The Nigeria’s chief telecom regulator said though, as ICT systems get more complex, so do cybercriminal activities, just as criminal actors take advantage of the inherent and emerging flaws identified in the ICT systems exploiting these flaws and causing harm, the same technology has to be positioned to track movement of illicit movement of funds in and out of the country.
“Nigeria‘s telecoms sector has grown significantly, resulting in massive amounts of data being generated on a daily basis, the advent of advanced data analytics and Artificial Intelligence (AI) provides a gateway to identify suspicious digital patterns indicative of crime. Through partnerships with financial institutions data can be filtered to identify these suspicious patterns and nip them in the bud. These technologies provide real-time transaction monitoring, allowing for a proactive approach to crime prevention” Maida said.
Meanwhile, Maida stated that, aside ensuring increased access to telecommunications services, the Commission has established the Computer Security Incident Response Team (CSIRT), a group of experts in the Commission to handles security incidents that can affect the operations of organisations and individuals; incorporated biometric authentication in the use of telecom services and financial transactions on telecom carriers with strict enforcement of compliance by the licensees; as well as enabling digital forensics, among others.
So far, the CSIRT has over the years has rolled out some advisories as cyber threat actors continue to devise means of compromising their targets.

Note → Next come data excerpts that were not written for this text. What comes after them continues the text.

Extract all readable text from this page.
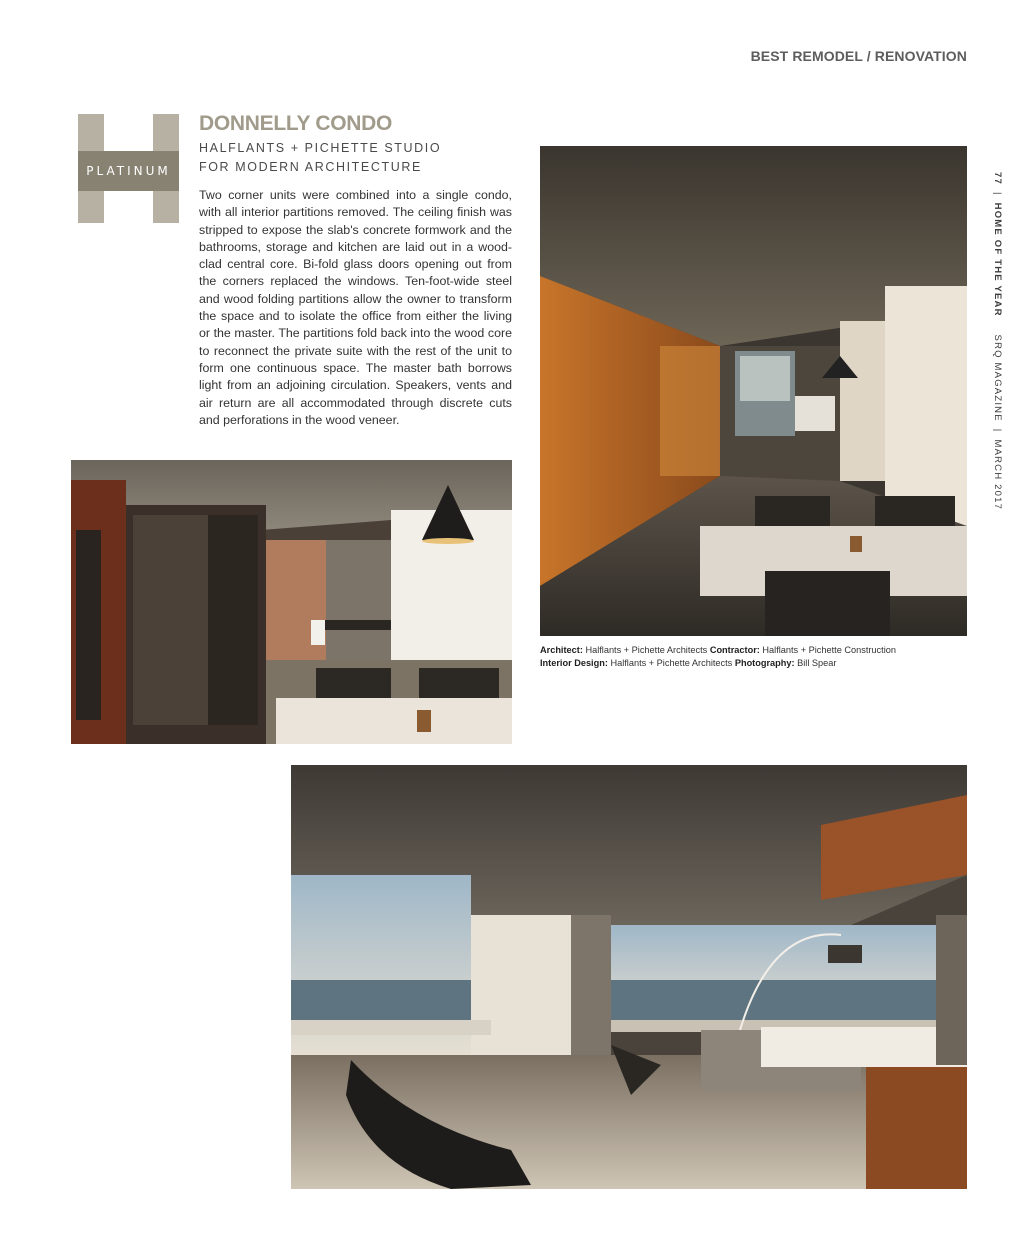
BEST REMODEL / RENOVATION
PLATINUM
DONNELLY CONDO
HALFLANTS + PICHETTE STUDIO
FOR MODERN ARCHITECTURE
Two corner units were combined into a single condo, with all interior partitions removed. The ceiling finish was stripped to expose the slab's concrete formwork and the bathrooms, storage and kitchen are laid out in a wood-clad central core. Bi-fold glass doors opening out from the corners replaced the windows. Ten-foot-wide steel and wood folding partitions allow the owner to transform the space and to isolate the office from either the living or the master. The partitions fold back into the wood core to reconnect the private suite with the rest of the unit to form one continuous space. The master bath borrows light from an adjoining circulation. Speakers, vents and air return are all accommodated through discrete cuts and perforations in the wood veneer.
Architect: Halflants + Pichette Architects Contractor: Halflants + Pichette Construction
Interior Design: Halflants + Pichette Architects Photography: Bill Spear
77|HOME OF THE YEAR SRQ MAGAZINE|MARCH 2017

One of the latest of such advisories urged users to be mindful after attackers use Microsoft OneNote attachments in phishing emails that infect victims with remote access malware, which may allow hackers to remotely access vital information on victims’ devices.
The Team had advised users not open files from people they do not know, not to click ‘OK’ and immediately exit the application if they receive a warning that opening an attachment or link can damage their computer or files and to promptly share an unknown email they believe to be genuine with a security or Windows administrator to assist in determining whether the file is secure.

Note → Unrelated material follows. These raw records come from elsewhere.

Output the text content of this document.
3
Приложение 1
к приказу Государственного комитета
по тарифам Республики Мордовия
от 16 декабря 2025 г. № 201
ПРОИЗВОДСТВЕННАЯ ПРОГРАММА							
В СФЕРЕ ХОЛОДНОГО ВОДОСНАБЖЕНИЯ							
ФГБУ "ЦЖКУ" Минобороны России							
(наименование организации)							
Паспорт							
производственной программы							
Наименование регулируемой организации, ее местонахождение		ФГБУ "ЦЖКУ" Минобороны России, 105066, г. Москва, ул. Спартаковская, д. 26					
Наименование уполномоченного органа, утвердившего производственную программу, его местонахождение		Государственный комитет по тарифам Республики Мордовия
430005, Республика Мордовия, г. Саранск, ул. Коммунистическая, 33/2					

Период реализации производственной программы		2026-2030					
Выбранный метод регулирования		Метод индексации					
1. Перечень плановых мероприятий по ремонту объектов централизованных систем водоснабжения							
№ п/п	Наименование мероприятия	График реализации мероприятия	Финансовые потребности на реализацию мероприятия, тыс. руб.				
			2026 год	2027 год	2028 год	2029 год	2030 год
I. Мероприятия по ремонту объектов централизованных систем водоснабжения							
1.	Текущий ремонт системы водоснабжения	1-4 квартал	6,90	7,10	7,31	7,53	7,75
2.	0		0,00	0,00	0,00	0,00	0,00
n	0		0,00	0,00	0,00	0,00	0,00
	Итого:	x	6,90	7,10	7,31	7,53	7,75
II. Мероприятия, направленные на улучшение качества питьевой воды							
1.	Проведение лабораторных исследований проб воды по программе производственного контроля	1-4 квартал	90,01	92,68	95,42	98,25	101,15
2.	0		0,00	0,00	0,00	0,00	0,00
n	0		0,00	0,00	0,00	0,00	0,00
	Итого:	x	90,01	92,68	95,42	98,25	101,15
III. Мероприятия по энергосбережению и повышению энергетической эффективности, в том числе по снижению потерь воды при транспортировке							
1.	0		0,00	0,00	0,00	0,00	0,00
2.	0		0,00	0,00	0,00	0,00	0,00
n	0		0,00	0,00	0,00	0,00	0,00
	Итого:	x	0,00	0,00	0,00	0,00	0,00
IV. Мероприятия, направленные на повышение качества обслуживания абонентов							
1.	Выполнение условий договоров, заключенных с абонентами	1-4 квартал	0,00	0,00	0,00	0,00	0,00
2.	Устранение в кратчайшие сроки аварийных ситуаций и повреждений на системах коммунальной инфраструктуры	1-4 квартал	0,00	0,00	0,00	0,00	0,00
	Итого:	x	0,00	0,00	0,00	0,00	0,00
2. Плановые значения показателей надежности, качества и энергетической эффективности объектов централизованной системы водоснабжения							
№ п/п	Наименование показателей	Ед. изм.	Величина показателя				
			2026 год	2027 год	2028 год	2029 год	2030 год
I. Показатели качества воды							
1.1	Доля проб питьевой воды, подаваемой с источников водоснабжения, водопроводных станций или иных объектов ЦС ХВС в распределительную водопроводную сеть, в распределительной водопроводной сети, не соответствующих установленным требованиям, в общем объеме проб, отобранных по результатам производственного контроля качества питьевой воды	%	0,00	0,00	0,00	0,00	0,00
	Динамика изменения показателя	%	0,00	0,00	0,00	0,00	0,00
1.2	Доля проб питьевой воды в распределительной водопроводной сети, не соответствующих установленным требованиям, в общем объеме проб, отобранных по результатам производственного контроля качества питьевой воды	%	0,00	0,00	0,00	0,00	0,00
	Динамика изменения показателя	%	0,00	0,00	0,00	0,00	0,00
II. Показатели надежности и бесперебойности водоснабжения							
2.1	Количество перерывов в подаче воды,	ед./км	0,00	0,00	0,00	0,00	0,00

They had also recently advised people not to open attachments in suspicious emails and to only purchase or download applications from official websites in response to the discovery of phishing malware that can gain unauthorized access to sensitive user data and download further malware.
The team also issued warning to Nigerians on cybersecurity analysts at South Korea’s cybersecurity emergency response centre, discovered a NetSupport RAT malware being distributed by threat actors from a phishing website disguised as a popular Pokemon card game.
“The malware is a remote access tool that easily controls its victims’ Personal Computers and may allow the attackers to remotely control the compromised computer’s mouse and keyboard, access the system’s file management and history and even execute commands allowing them to install additional malware,” they stated.
In addition to the need for public education and understanding of internet safety, which are important in limiting the risks linked with the spread of criminality via technology, Maida emphasized the need for increased collaboration and international cooperation to effectively tackle financial crime.
“Also, continued investment in ICT solutions, as well as a multidisciplinary and multi-stakeholder strategy, combining technology specialists, legal professionals, and legislators, as a critical approach in keeping up with emerging criminal methods,” he said.